Häusliche Gewalt in Deutschland: Um Jahre zurückgeworfen

Der Anstieg von häuslicher Gewalt zeigt, dass die Pandemie uns als Gesellschaft zurückgeworfen hat. Es braucht mehr Plätze in Frauenhäusern und Geld.

Eine Frau steht vor einem Frauenhaus

Vor allem braucht es gesellschaftliche Sensibilität und Antigewalttraining für Männer Foto: Sophia Kembowski/dpa

Die Zahlen zu häuslicher Gewalt sind gestiegen – um 9,3 Prozentpunkte gegenüber dem Pandemiejahr 2021. Das ergab eine Recherche der Welt bei den 16 Innenministerien und Landeskriminalämtern. Die Dunkelziffer ist vermutlich viel höher. Nun sind vor allem Männer überrascht: Huch, das ist ja schrecklich. Und dann geht’s weiter. Viel zu leicht ist das Wegsehen, viel zu komplex das Eingreifen in die vermeintlichen Privatangelegenheiten anderer Leute.

Die Reaktion von Innenministerin Nancy Faeser (SPD) darauf ist denkbar schlicht: Opfer häuslicher Gewalt sollen Anzeige erstatten, außerdem soll es bald mehr Plätze in Frauenhäusern geben.

Es gibt allerdings gute Gründe, warum manche Opfer häuslicher Gewalt (Hilfetelefon: 116016) keine Anzeige erstatten wollen oder können: Wenn ich als Illegalisierte in Deutschland lebe, werde ich dann abgeschoben, wenn ich bei der Polizei Anzeige erstatte? Bin ich finanziell abhängig von meinem Partner? Bin ich pflegebedürftig und bei dem Kontakt mit der Außenwelt auf die Hilfe der Person angewiesen, die häusliche Gewalt ausübt? Es lässt sich eben nicht so einfach beantworten, wie sich ein Gewaltopfer im Zweifelsfall zu verhalten hat.

Und ja, es braucht mehr Plätze in Frauenhäusern. Aber bislang ist noch nicht einmal klar, ob das Ministerium für Familien, Senioren, Frauen und Jugend das Kernanliegen Kindergrundsicherung finanziell gestemmt bekommt, da ist es zweifelhaft, wie viel Geld für Frauenhäuser bleibt.
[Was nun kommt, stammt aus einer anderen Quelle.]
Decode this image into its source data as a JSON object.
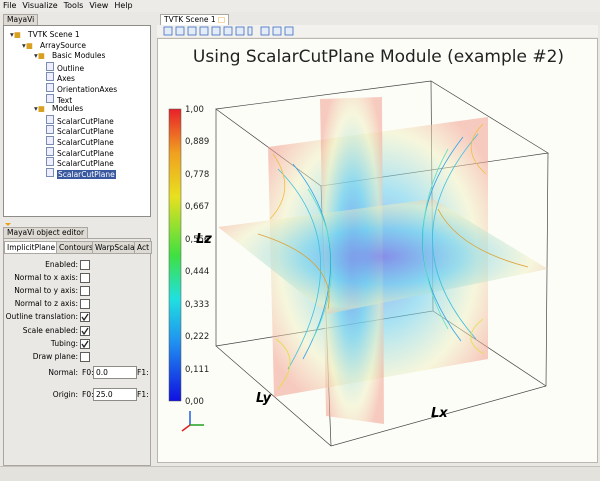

Abgesehen davon ist mit einer Anzeige und einem Platz im Frauenhaus nur wenig getan, denn dann hat die Gewalt ja bereits stattgefunden.

Es braucht also politische Präventionsmaßnahmen wie Antigewalttrainings für Männer, die ausgebaut werden müssen. Es braucht aber auch mehr gesellschaftliche Sensibilität: ein Klima, das sexistische Witze am Arbeitsplatz oder in der Kneipe ächtet. Dass es diesen Fortschritt nicht gibt, zeigen die Rückschläge der letzten Jahre: Die Coronapandemie hat die Gesellschaft in Sachen Gleichstellung zurückgeworfen.